Un pantano. Il fronte diplomatico del conflitto ucraino è una guerra di trincea in cui sembra non accadere nulla. Vero che i tempi della diplomazia sono pachidermici a confronto del rombo ossessivo delle armi, ma l'ottimismo manifestato domenica da parte ucraina e anche da parte russa non si è tradotto ieri in alcun passo avanti nel quarto round dei colloqui in videoconferenza. A un certo punto si è deciso un rinvio per nebbia a oggi. Una «pausa tecnica» decisa per svolgere «lavoro aggiuntivo nei sottogruppi di lavoro» e avere «chiarimenti delle singole definizioni», come ha scritto su Twitter Mykhailo Podolyak, consigliere di Volodymyr Zelensky e sherpa della delegazione ucraina, che però non si scoraggia: «I colloqui vanno avanti».
La giornata del resto non si era aperta sotto i migliori auspici, con le delegazioni assai lontane e ferme nelle loro posizioni. Che sono chiare: Kiev chiede un cessate il fuoco e garanzie per una pace duratura, Mosca pretende la neutralità dell'Ucraina e che questa non costituisca più una minaccia per la Russia, e quindi non flirti più con l'Europa e l'occidente. E a rendere più arduo lo sbroglio della matassa oggi alla ripresa dei negoziati, lo scontro su Donetsk di ieri, con i russi ad accusare Kiev dell'attacco missilistico che ha colpito un palazzo provocando una ventina di vittime civili e il portavoce militare di Kiev Leonid Matyukhin a trasecolare: «Si tratta senza dubbio di un missile russo o altra munizione, non ha senso nemmeno parlarne». Insomma, «la comunicazione continua a essere difficile», come spiega Podolyak su Telegram. Leggermente più ottimista il vicecapo dell'ufficio del presidente Zelensky, Ihor Zhovkva, che rintraccia indizi di una maggiore collaboratività da parte dei negoziatori russi rispetto all'incomunicabilità dei primi round. «Invece di darci un ultimatum o linee rosse o chiedere all'Ucraina di capitolare, ora sembrano avviare negoziati costruttivi». Zelensky in un video invoca ancora una volta un incontro con Vladimir Putin ma l'obiettivo, va detto, appare ancora piuttosto lontano.

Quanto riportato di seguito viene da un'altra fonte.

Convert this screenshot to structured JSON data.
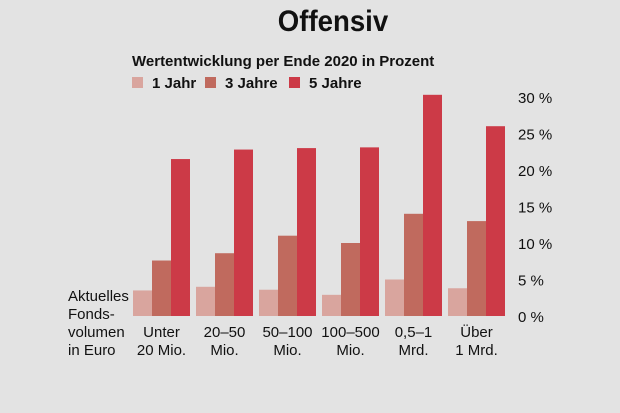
{
  "chart_data": {
    "type": "bar",
    "title": "Offensiv",
    "subtitle": "Wertentwicklung per Ende 2020 in Prozent",
    "x_axis_title": [
      "Aktuelles",
      "Fonds-",
      "volumen",
      "in Euro"
    ],
    "categories": [
      [
        "Unter",
        "20 Mio."
      ],
      [
        "20–50",
        "Mio."
      ],
      [
        "50–100",
        "Mio."
      ],
      [
        "100–500",
        "Mio."
      ],
      [
        "0,5–1",
        "Mrd."
      ],
      [
        "Über",
        "1 Mrd."
      ]
    ],
    "series": [
      {
        "name": "1 Jahr",
        "color": "#d9a59e",
        "values": [
          3.5,
          4.0,
          3.6,
          2.9,
          5.0,
          3.8
        ]
      },
      {
        "name": "3 Jahre",
        "color": "#c06a5e",
        "values": [
          7.6,
          8.6,
          11.0,
          10.0,
          14.0,
          13.0
        ]
      },
      {
        "name": "5 Jahre",
        "color": "#cc3a47",
        "values": [
          21.5,
          22.8,
          23.0,
          23.1,
          30.3,
          26.0
        ]
      }
    ],
    "y_ticks": [
      "0 %",
      "5 %",
      "10 %",
      "15 %",
      "20 %",
      "25 %",
      "30 %"
    ],
    "ylim": [
      0,
      30
    ],
    "y_axis_position": "right",
    "grid": false,
    "legend_position": "top-left"
  }
}
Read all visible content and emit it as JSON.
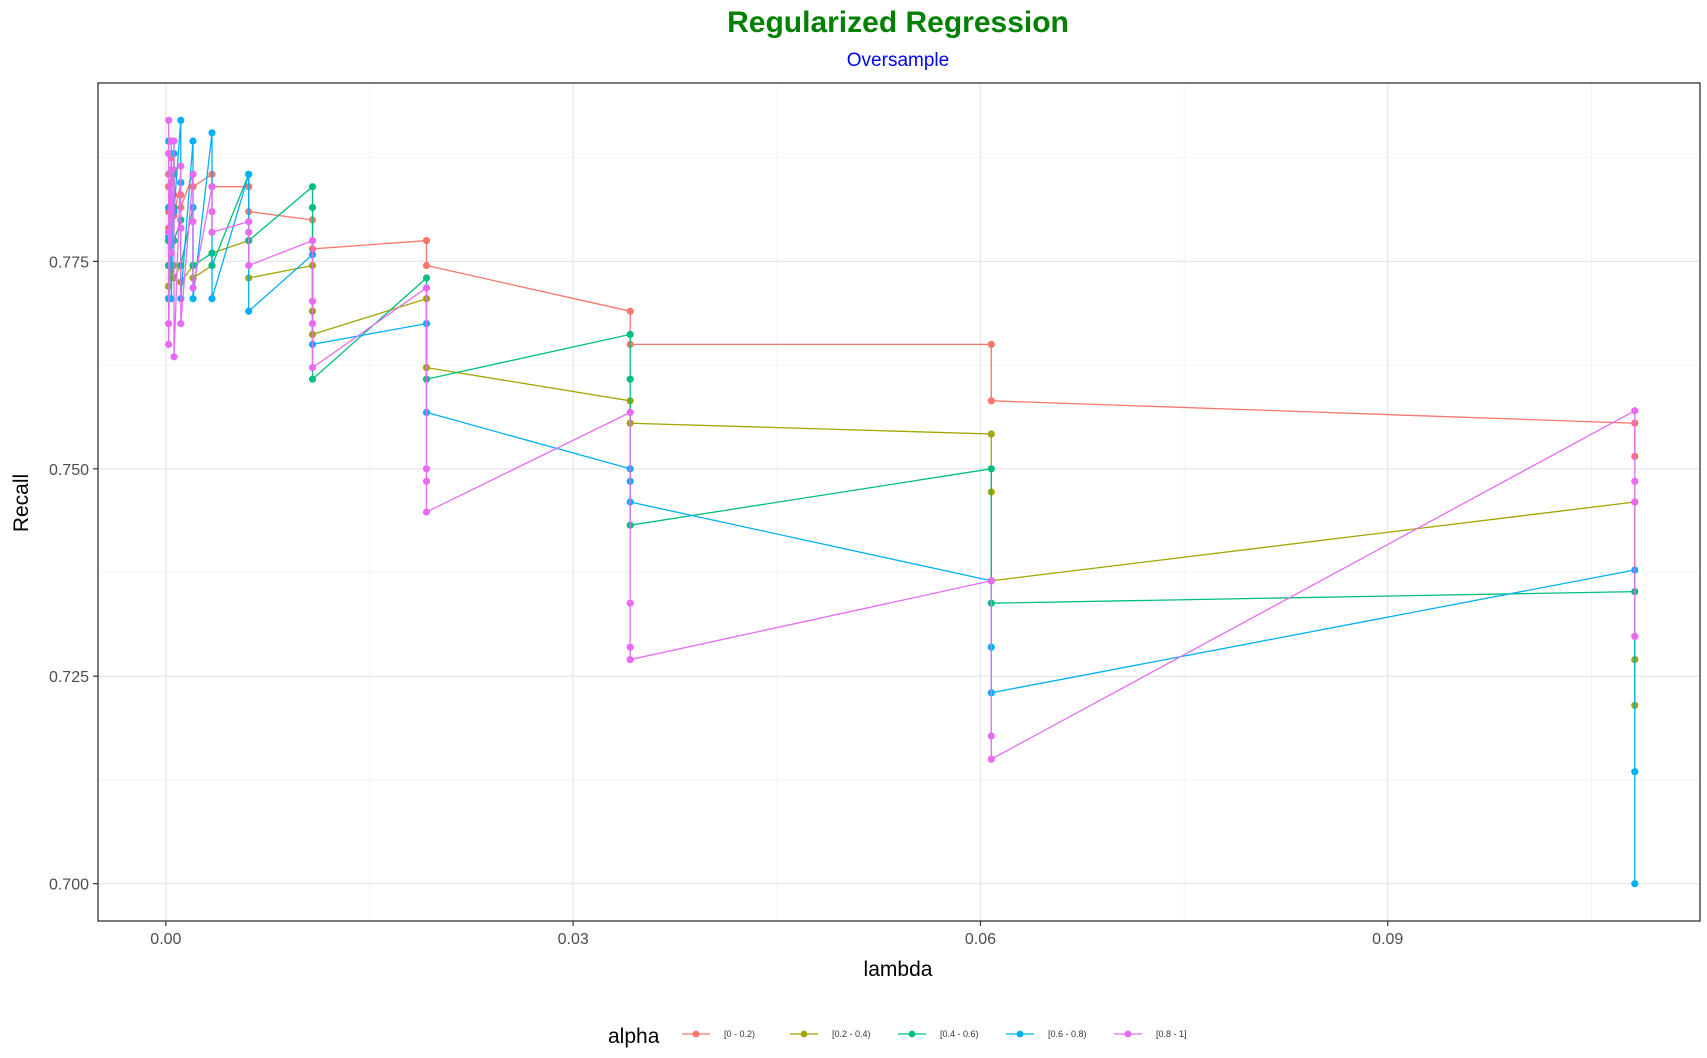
{
  "chart_data": {
    "type": "line",
    "title": "Regularized Regression",
    "subtitle": "Oversample",
    "xlabel": "lambda",
    "ylabel": "Recall",
    "xlim": [
      -0.005,
      0.113
    ],
    "ylim": [
      0.6955,
      0.7965
    ],
    "xticks": [
      0.0,
      0.03,
      0.06,
      0.09
    ],
    "xtick_labels": [
      "0.00",
      "0.03",
      "0.06",
      "0.09"
    ],
    "yticks": [
      0.7,
      0.725,
      0.75,
      0.775
    ],
    "ytick_labels": [
      "0.700",
      "0.725",
      "0.750",
      "0.775"
    ],
    "grid": true,
    "legend": {
      "title": "alpha",
      "position": "bottom"
    },
    "colors": {
      "title": "#008000",
      "subtitle": "#0000ff",
      "series": [
        "#F8766D",
        "#A3A500",
        "#00BF7D",
        "#00B0F6",
        "#E76BF3"
      ]
    },
    "series": [
      {
        "name": "[0 - 0.2)",
        "color": "#F8766D",
        "points": [
          [
            0.0002,
            0.7855
          ],
          [
            0.0002,
            0.784
          ],
          [
            0.0002,
            0.781
          ],
          [
            0.0002,
            0.779
          ],
          [
            0.0002,
            0.7775
          ],
          [
            0.0004,
            0.7875
          ],
          [
            0.0004,
            0.786
          ],
          [
            0.0004,
            0.7845
          ],
          [
            0.0006,
            0.786
          ],
          [
            0.0006,
            0.783
          ],
          [
            0.0006,
            0.7805
          ],
          [
            0.0011,
            0.7845
          ],
          [
            0.0011,
            0.783
          ],
          [
            0.0011,
            0.7815
          ],
          [
            0.002,
            0.7855
          ],
          [
            0.002,
            0.784
          ],
          [
            0.0034,
            0.7855
          ],
          [
            0.0034,
            0.784
          ],
          [
            0.0061,
            0.784
          ],
          [
            0.0061,
            0.781
          ],
          [
            0.0108,
            0.78
          ],
          [
            0.0108,
            0.7765
          ],
          [
            0.0192,
            0.7775
          ],
          [
            0.0192,
            0.7745
          ],
          [
            0.0342,
            0.769
          ],
          [
            0.0342,
            0.765
          ],
          [
            0.0608,
            0.765
          ],
          [
            0.0608,
            0.7582
          ],
          [
            0.1082,
            0.7555
          ],
          [
            0.1082,
            0.7515
          ]
        ]
      },
      {
        "name": "[0.2 - 0.4)",
        "color": "#A3A500",
        "points": [
          [
            0.0002,
            0.7745
          ],
          [
            0.0002,
            0.772
          ],
          [
            0.0002,
            0.7705
          ],
          [
            0.0004,
            0.777
          ],
          [
            0.0004,
            0.7745
          ],
          [
            0.0004,
            0.773
          ],
          [
            0.0006,
            0.7745
          ],
          [
            0.0006,
            0.773
          ],
          [
            0.0011,
            0.7745
          ],
          [
            0.0011,
            0.7725
          ],
          [
            0.002,
            0.7745
          ],
          [
            0.002,
            0.773
          ],
          [
            0.0034,
            0.7745
          ],
          [
            0.0034,
            0.776
          ],
          [
            0.0061,
            0.7775
          ],
          [
            0.0061,
            0.773
          ],
          [
            0.0108,
            0.7745
          ],
          [
            0.0108,
            0.769
          ],
          [
            0.0108,
            0.7662
          ],
          [
            0.0192,
            0.7705
          ],
          [
            0.0192,
            0.7622
          ],
          [
            0.0342,
            0.7582
          ],
          [
            0.0342,
            0.7555
          ],
          [
            0.0608,
            0.7542
          ],
          [
            0.0608,
            0.7472
          ],
          [
            0.0608,
            0.7365
          ],
          [
            0.1082,
            0.746
          ],
          [
            0.1082,
            0.727
          ],
          [
            0.1082,
            0.7215
          ]
        ]
      },
      {
        "name": "[0.4 - 0.6)",
        "color": "#00BF7D",
        "points": [
          [
            0.0002,
            0.7775
          ],
          [
            0.0002,
            0.7745
          ],
          [
            0.0002,
            0.7705
          ],
          [
            0.0004,
            0.7815
          ],
          [
            0.0004,
            0.7775
          ],
          [
            0.0004,
            0.7745
          ],
          [
            0.0006,
            0.7855
          ],
          [
            0.0006,
            0.7815
          ],
          [
            0.0006,
            0.7775
          ],
          [
            0.0011,
            0.78
          ],
          [
            0.0011,
            0.7745
          ],
          [
            0.002,
            0.7815
          ],
          [
            0.002,
            0.7745
          ],
          [
            0.0034,
            0.776
          ],
          [
            0.0034,
            0.7745
          ],
          [
            0.0061,
            0.7855
          ],
          [
            0.0061,
            0.7775
          ],
          [
            0.0108,
            0.784
          ],
          [
            0.0108,
            0.7815
          ],
          [
            0.0108,
            0.7608
          ],
          [
            0.0192,
            0.773
          ],
          [
            0.0192,
            0.7608
          ],
          [
            0.0342,
            0.7662
          ],
          [
            0.0342,
            0.7608
          ],
          [
            0.0342,
            0.7432
          ],
          [
            0.0608,
            0.75
          ],
          [
            0.0608,
            0.7338
          ],
          [
            0.1082,
            0.7352
          ]
        ]
      },
      {
        "name": "[0.6 - 0.8)",
        "color": "#00B0F6",
        "points": [
          [
            0.0002,
            0.7895
          ],
          [
            0.0002,
            0.7815
          ],
          [
            0.0002,
            0.778
          ],
          [
            0.0002,
            0.7705
          ],
          [
            0.0004,
            0.7815
          ],
          [
            0.0004,
            0.7775
          ],
          [
            0.0004,
            0.7705
          ],
          [
            0.0006,
            0.788
          ],
          [
            0.0006,
            0.781
          ],
          [
            0.0011,
            0.792
          ],
          [
            0.0011,
            0.7845
          ],
          [
            0.0011,
            0.7705
          ],
          [
            0.002,
            0.7895
          ],
          [
            0.002,
            0.7815
          ],
          [
            0.002,
            0.7705
          ],
          [
            0.0034,
            0.7905
          ],
          [
            0.0034,
            0.7705
          ],
          [
            0.0061,
            0.7855
          ],
          [
            0.0061,
            0.769
          ],
          [
            0.0108,
            0.7758
          ],
          [
            0.0108,
            0.765
          ],
          [
            0.0192,
            0.7675
          ],
          [
            0.0192,
            0.7568
          ],
          [
            0.0342,
            0.75
          ],
          [
            0.0342,
            0.7485
          ],
          [
            0.0342,
            0.746
          ],
          [
            0.0608,
            0.7365
          ],
          [
            0.0608,
            0.7285
          ],
          [
            0.0608,
            0.723
          ],
          [
            0.1082,
            0.7378
          ],
          [
            0.1082,
            0.7135
          ],
          [
            0.1082,
            0.7
          ]
        ]
      },
      {
        "name": "[0.8 - 1]",
        "color": "#E76BF3",
        "points": [
          [
            0.0002,
            0.792
          ],
          [
            0.0002,
            0.788
          ],
          [
            0.0002,
            0.7785
          ],
          [
            0.0002,
            0.7675
          ],
          [
            0.0002,
            0.765
          ],
          [
            0.0004,
            0.7895
          ],
          [
            0.0004,
            0.786
          ],
          [
            0.0004,
            0.776
          ],
          [
            0.0006,
            0.7895
          ],
          [
            0.0006,
            0.7635
          ],
          [
            0.0011,
            0.7865
          ],
          [
            0.0011,
            0.779
          ],
          [
            0.0011,
            0.7675
          ],
          [
            0.002,
            0.7855
          ],
          [
            0.002,
            0.7798
          ],
          [
            0.002,
            0.7718
          ],
          [
            0.0034,
            0.784
          ],
          [
            0.0034,
            0.781
          ],
          [
            0.0034,
            0.7785
          ],
          [
            0.0061,
            0.7798
          ],
          [
            0.0061,
            0.7785
          ],
          [
            0.0061,
            0.7745
          ],
          [
            0.0108,
            0.7775
          ],
          [
            0.0108,
            0.7702
          ],
          [
            0.0108,
            0.7675
          ],
          [
            0.0108,
            0.7622
          ],
          [
            0.0192,
            0.7718
          ],
          [
            0.0192,
            0.75
          ],
          [
            0.0192,
            0.7485
          ],
          [
            0.0192,
            0.7448
          ],
          [
            0.0342,
            0.7568
          ],
          [
            0.0342,
            0.7338
          ],
          [
            0.0342,
            0.7285
          ],
          [
            0.0342,
            0.727
          ],
          [
            0.0608,
            0.7365
          ],
          [
            0.0608,
            0.7178
          ],
          [
            0.0608,
            0.715
          ],
          [
            0.1082,
            0.757
          ],
          [
            0.1082,
            0.7485
          ],
          [
            0.1082,
            0.746
          ],
          [
            0.1082,
            0.7298
          ]
        ]
      }
    ]
  }
}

Naturalmente la diplomazia agisce ad ampio raggio e coinvolge molti attori. Nella notte tra domenica e ieri il segretario di Stato americano Antony Blinken ha parlato al telefono con il ministro degli Esteri ucraino Dmytro Kuleba sulle prossime mosse. Un colloquio da cui l'ucraino è uscito piuttosto aggressivo: «A coloro che all'estero - ha twittato - hanno paura di essere trascinati nella terza guerra mondiale. L'Ucraina combatte con successo. Abbiamo bisogno di voi per aiutarci a combattere. Forniteci tutte le armi necessarie. Applicate più sanzioni alla Russia e isolatela completamente. Aiutate l'Ucraina a costringere Putin al fallimento e scongiurerete una guerra più grande».
Protagonista della scena diplomatica anche il primo ministro israeliano Naftali Bennett, che ieri ha lasciato una seduta del governo per fare una lunga telefonata a Vladimir Putin. Un'ora e mezzo di conversazione nel quale Bennett ha chiesto ancora un cessate il fuoco. In Europa i due leader più attivi sono il cancelliere tedesco Olaf Scholz e il presidente francese Emmanuel Macron. Quest'ultimo, un po' distratto dall'avvicinarsi delle presidenziali (giovedì presenterà il programma), mantiene un fil rouge con Biden e Zelensky.
Scholz invece è in Turchia, per la sua prima visita ufficiale, e ha ieri tenuto una conferenza stampa congiunta con il presidente turco Recep Tayyip Erdogan: «Ogni volta che un missile viene lanciato, la Russia si allontana sempre di più dalla comunità internazionale». Scholz si è congratulato con Erdogan per aver chiuso lo stretto dei Dardanelli e il Bosforo alle navi da guerra come stabilito dalla Convenzione di Montreux.